Au moment où le R.P. H. Péran, o.m.i., curé de St-Laurent, Man., vient de partir pour un nouveau voyage en Bretagne afin d'y recruter des colons, il nous fait plaisir de reproduire les lignes suivantes, que nous trouvons dans La Canadienne de Paris, excellente revue mensuelle, dont l'objet est le développement des relations franco-américaines et qui porte une attention toute spéciale à l'Ouest canadien.

La mission de Saint-Laurent, fondée par les Oblats qui en conservent la direction, a pour supérieur depuis quelques années un prêtre originaire de Bretagne. Dans toute la force de l'âge, gai, aimable en société, bien que ne mâchant pas ses mots quand il y a une remontrance à faire, ce prêtre est aimé et très estimé dans sa paroisse.

"Je suis content ici, disait-il parfois; mais je serais encore plus heureux, si je pouvais, de temps à autre, parler mon vieux breton. Oh! j'y parviendrai, car je n'ai pas la tête carrée pour rien." En effet, en 1906, il fit un voyage en France et ramena bon nombre de ses compatriotes: parents, amis, et connaissances, le tout formant une vingtaine de familles, pouvant compter environ 150 âmes.

L'arrivée de ces Bretons causa d'abord quelque sensation dans la paroisse, dont la population est composée principalement de Métis français. La petite coiffe des femmes, le gilet, la veste et le chapeau des hommes, firent l'étonnement des habitants, mais les pantalons à grand pont eurent le plus grand succès. Ils excitèrent surtout l'hilarité des jeunes snobs de l'endroit, qui n'en pouvaient pas croire leurs yeux et s'écriaient: "Ouah! ouah! des pantalons sans braguette!"

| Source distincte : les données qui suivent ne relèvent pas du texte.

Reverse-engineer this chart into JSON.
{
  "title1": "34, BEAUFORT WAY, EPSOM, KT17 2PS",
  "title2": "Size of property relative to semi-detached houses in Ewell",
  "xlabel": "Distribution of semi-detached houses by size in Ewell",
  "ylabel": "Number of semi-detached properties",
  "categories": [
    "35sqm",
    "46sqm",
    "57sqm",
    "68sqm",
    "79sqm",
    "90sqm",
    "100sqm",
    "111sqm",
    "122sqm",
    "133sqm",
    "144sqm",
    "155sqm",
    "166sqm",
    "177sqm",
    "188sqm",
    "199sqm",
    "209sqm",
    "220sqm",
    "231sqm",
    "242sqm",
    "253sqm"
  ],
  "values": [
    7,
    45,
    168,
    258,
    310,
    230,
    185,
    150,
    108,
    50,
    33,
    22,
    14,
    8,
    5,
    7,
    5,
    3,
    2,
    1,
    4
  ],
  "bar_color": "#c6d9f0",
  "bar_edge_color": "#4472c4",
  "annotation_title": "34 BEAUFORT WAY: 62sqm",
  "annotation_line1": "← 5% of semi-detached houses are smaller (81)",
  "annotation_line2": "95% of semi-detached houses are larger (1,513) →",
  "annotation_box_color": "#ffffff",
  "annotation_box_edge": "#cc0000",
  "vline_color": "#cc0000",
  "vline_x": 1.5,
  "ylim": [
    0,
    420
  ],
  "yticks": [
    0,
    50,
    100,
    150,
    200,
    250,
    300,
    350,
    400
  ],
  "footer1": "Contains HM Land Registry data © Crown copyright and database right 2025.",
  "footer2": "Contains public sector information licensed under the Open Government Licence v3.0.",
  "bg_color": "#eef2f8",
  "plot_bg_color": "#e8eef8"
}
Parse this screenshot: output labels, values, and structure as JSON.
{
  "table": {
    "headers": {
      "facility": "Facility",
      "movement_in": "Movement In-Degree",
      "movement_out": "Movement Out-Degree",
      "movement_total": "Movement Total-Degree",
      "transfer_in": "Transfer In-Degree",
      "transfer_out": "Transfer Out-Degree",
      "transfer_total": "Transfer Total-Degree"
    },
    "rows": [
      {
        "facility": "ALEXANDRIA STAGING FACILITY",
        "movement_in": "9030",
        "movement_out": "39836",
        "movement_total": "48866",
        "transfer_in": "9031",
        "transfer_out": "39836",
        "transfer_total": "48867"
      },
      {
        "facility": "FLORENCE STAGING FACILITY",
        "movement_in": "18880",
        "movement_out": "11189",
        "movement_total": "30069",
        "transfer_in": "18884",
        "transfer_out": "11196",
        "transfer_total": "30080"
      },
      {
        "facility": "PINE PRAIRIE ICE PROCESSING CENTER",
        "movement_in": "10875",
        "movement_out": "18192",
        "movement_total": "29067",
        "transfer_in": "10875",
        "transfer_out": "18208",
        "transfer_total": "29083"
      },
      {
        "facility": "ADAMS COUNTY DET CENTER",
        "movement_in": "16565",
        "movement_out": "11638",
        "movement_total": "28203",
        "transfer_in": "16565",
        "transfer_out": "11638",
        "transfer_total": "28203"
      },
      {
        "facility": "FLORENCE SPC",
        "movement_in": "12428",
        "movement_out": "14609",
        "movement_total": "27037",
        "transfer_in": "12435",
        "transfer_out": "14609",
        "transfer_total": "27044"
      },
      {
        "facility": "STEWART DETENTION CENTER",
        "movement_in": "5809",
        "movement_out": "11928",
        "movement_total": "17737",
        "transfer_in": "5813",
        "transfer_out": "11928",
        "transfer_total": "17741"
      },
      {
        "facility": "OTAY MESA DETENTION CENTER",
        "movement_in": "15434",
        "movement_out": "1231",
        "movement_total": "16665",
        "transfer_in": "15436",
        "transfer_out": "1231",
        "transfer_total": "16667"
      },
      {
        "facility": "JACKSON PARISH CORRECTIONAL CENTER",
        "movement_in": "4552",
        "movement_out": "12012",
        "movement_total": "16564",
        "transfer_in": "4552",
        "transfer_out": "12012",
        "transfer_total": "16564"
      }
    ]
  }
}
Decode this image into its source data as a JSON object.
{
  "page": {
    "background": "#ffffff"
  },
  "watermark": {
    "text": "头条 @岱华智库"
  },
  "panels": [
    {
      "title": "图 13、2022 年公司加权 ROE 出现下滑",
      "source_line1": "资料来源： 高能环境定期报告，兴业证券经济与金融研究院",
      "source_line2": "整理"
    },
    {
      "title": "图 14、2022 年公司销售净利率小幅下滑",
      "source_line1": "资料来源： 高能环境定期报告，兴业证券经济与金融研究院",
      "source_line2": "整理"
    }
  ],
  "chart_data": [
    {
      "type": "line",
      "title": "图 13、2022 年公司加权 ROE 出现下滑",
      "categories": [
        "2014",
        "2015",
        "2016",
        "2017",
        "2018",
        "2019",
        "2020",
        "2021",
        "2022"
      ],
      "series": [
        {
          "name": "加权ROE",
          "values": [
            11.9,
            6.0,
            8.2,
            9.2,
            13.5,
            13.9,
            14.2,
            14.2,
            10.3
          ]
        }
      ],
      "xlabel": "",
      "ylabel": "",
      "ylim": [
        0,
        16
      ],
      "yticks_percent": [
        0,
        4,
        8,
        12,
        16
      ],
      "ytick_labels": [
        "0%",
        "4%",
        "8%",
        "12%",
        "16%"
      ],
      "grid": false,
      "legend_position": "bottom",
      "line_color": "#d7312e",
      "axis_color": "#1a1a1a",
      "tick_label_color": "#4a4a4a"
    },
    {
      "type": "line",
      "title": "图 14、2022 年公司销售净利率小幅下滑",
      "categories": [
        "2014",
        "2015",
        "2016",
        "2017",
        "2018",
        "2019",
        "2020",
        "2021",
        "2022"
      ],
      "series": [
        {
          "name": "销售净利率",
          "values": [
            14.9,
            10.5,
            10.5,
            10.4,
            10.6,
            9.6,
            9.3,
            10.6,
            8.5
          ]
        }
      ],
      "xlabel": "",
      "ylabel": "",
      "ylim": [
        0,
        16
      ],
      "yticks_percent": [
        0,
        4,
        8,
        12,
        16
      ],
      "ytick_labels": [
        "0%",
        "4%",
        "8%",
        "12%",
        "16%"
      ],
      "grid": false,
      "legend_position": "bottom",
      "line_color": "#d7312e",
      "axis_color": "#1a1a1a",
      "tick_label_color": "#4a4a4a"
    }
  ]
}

La colonie entière se fixa et resta à Saint-Laurent, sauf une ou deux exceptions. Chaque membre ayant apporté avec lui un capital plus ou moins important, aucun ne prit de homestead, tous préférèrent acheter des terrains à leur goût, et être de suite entièrement maîtres chez eux.

À part un maçon, un jardinier et un peintre décorateur très habile, ils se livraient en Bretagne à l'agriculture; ici, ils s'adonnèrent à l'élevage, au jardinage et bientôt après à la pêche sur le lac.

C'est un fait assez curieux, que ces Bretons, qui n'habitent pas les bords de la mer, ne connaissant rien de la pêche, s'en soient tous si vivement épris. Il est vrai que la pêche rapporte souvent de gros bénéfices; mais ne se pratiquant qu'en hiver sous la glace, c'est un travail rude et qui demande un certain mépris du froid et du danger. Peu leur chaut! très robustes, infatigables piocheurs, habitués aux travaux manuels, ils surprennent surtout les Métis par leur activité et leur belle endurance aux gros froids.

Au début, plusieurs commirent quelques bévues. Méprisant les conseils, comme cela arrive trop souvent aux nouveaux colons, ils se lancèrent dans des entreprises où ils laissèrent quelques plumes. Un peu de jalousie régna aussi entre eux et ils s'intentèrent même des actions judiciaires; mais quand ils virent que les plaidoiries vidaient rapidement la bourse, tout rentra bientôt dans le calme. Aujourd'hui, propriétaires d'une ferme d'élevage, bien montée et d'une importance proportionelle aux fonds dont ils disposaient à leur arrivée.

Pendant la belle saison, les jeunes gens, qui ne sont pas nécessaires sur la ferme, vont travailler à Winnipeg, à Saint-Boniface et dans les fermes environnantes; mais presque tous reviennent passer l'hiver avec leurs parents.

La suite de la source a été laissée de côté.